Severe mental illness has received considerable attention lately, owing largely to recent tragedies, including mass shootings involving the mentally ill.
The issue also has emerged in discussions about fighting poverty, because an estimated 1 in 5 homeless people suffer from severe mental illness. It also has arisen in the context of criminal justice and prison reform, since some 20 percent of the incarcerated are thought to be seriously mentally ill.
In 2016, an estimated 10.4 million adults in the United States suffered from serious mental illnesses.
The issue of how best to treat these people is a complex matter, as experts in psychiatry, law, and public policy noted last week in a panel discussion at The Heritage Foundation on severe mental illness.
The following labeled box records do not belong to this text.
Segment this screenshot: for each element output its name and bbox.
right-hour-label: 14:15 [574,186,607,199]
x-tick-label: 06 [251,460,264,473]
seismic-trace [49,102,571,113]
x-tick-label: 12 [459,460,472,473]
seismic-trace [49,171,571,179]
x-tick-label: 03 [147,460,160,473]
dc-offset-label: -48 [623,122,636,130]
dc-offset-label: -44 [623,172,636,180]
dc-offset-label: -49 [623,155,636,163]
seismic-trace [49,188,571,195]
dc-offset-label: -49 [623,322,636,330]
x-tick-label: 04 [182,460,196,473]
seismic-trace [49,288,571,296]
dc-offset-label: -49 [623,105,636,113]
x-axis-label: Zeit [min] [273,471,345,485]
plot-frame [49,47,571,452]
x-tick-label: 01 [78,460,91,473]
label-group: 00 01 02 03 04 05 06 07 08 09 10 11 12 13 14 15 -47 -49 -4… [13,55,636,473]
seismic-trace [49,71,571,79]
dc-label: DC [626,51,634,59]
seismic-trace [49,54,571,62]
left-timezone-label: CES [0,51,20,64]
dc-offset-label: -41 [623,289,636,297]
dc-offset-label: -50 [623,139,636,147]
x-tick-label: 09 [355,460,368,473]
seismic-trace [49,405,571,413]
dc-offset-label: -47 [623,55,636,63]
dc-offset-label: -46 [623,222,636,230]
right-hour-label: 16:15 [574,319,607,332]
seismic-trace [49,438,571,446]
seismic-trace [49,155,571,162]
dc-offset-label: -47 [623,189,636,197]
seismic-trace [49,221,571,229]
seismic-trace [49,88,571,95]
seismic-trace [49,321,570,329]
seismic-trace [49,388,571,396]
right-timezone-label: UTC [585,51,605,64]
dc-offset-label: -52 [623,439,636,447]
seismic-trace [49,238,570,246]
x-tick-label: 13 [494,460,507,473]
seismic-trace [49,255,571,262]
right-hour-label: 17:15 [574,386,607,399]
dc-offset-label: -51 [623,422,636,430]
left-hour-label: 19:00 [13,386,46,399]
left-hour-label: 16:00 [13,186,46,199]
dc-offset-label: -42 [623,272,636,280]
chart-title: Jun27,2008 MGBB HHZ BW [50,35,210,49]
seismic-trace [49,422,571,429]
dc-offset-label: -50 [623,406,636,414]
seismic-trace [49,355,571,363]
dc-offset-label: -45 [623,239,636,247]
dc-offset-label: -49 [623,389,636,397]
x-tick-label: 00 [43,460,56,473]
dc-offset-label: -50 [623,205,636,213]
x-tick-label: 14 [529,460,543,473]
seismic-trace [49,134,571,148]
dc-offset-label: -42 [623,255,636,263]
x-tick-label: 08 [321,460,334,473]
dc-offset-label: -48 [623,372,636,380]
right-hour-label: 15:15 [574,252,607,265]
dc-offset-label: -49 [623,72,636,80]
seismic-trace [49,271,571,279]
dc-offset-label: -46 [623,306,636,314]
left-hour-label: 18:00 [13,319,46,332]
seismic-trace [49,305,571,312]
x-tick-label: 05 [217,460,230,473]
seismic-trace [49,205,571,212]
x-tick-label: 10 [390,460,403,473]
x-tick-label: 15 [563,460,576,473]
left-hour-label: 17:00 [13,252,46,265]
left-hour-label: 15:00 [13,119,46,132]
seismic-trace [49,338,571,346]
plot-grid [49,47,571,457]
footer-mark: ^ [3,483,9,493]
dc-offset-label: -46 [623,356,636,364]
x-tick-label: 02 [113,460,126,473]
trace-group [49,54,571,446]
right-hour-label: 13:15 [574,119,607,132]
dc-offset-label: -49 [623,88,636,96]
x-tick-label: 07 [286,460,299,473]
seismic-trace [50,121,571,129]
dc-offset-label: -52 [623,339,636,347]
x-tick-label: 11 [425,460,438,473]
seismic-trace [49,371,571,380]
The discussion began with an opening statement from Dr. Sally Satel, resident scholar at the American Enterprise Institute and a Washington, D.C.-based psychiatrist, who emphasized that there’s a clear distinction between a severe “mental illness” and a “mental health” concern.
She said, for example, that someone who has “mood swings” often does not pose the same potential dangers as a manic person whose delusions could lead to violent and erratic behavior.
Severe mental illness is most typically schizophrenia or bipolar disorder, Satel noted, but can include severe instances of other diseases and behaviors.
D.J. Jaffe—executive director of Mental Illness Policy Org and a longtime advocate for the seriously mentally ill—said there’s a noticeable shift among mental health activists that homes in on particular agendas, such as destigmatization of mentally ill patients, and a focus on mental wellness.
That has distracted much-needed policy attention from those with severe mental illness, he argued, adding that 35 percent of the most seriously mentally ill never receive treatment. That includes the 40,000 incarcerated people and 140,000 homeless people with a serious mental illness.
Efforts that do exist are poorly targeted, too: Though suicide-prevention programs typically target young people, Jaffe says that 90 percent of those who take their own lives are adults.
Andrew Sperling, director of legislative and policy advocacy at the National Alliance on Mental Illness, emphasized the need for more research in mental illness treatments. There is currently no cure for mental illness, so “treatments are palliative,” he said.
But Sperling said that many pharmaceutical companies, unfortunately, have abandoned efforts in this field, owing largely to the difficulty of conducting such research. While HIV researchers discovered a biomarker in developing treatment, no equivalent discovery has yet been made in the mental illness arena.
Sperling is hopeful research efforts will continue and that companies would return to develop long-term treatments and possible cures.
John Malcolm, vice president of the Institute for Constitutional Governmentand director of the Meese Center for Legal and Judicial Studies at The Heritage Foundation, reminded the audience that there are times when someone with severe mental illness is truly a danger to themselves or others.
“Two-thirds of all gun-related deaths are people who commit suicide,” Malcolm said. “And it’s been estimated that 10 percent of gun-related violence and 60 percent or more of mass shooters are suffering from a severe mental illness.”
What’s more, these individuals often self-medicate with alcohol or illegal substances, he said, and that dramatically increases the risk of violence.
Malcolm expressed concern over the high standard of evidence required to commit a severely mentally ill person to a mental hospital. That has often landed these individuals in jail cells, rather than hospital beds.
The panelists concluded the discussion by stressing the importance of broadening awareness of serious mental illness and understanding of how public policies affect those suffering from it.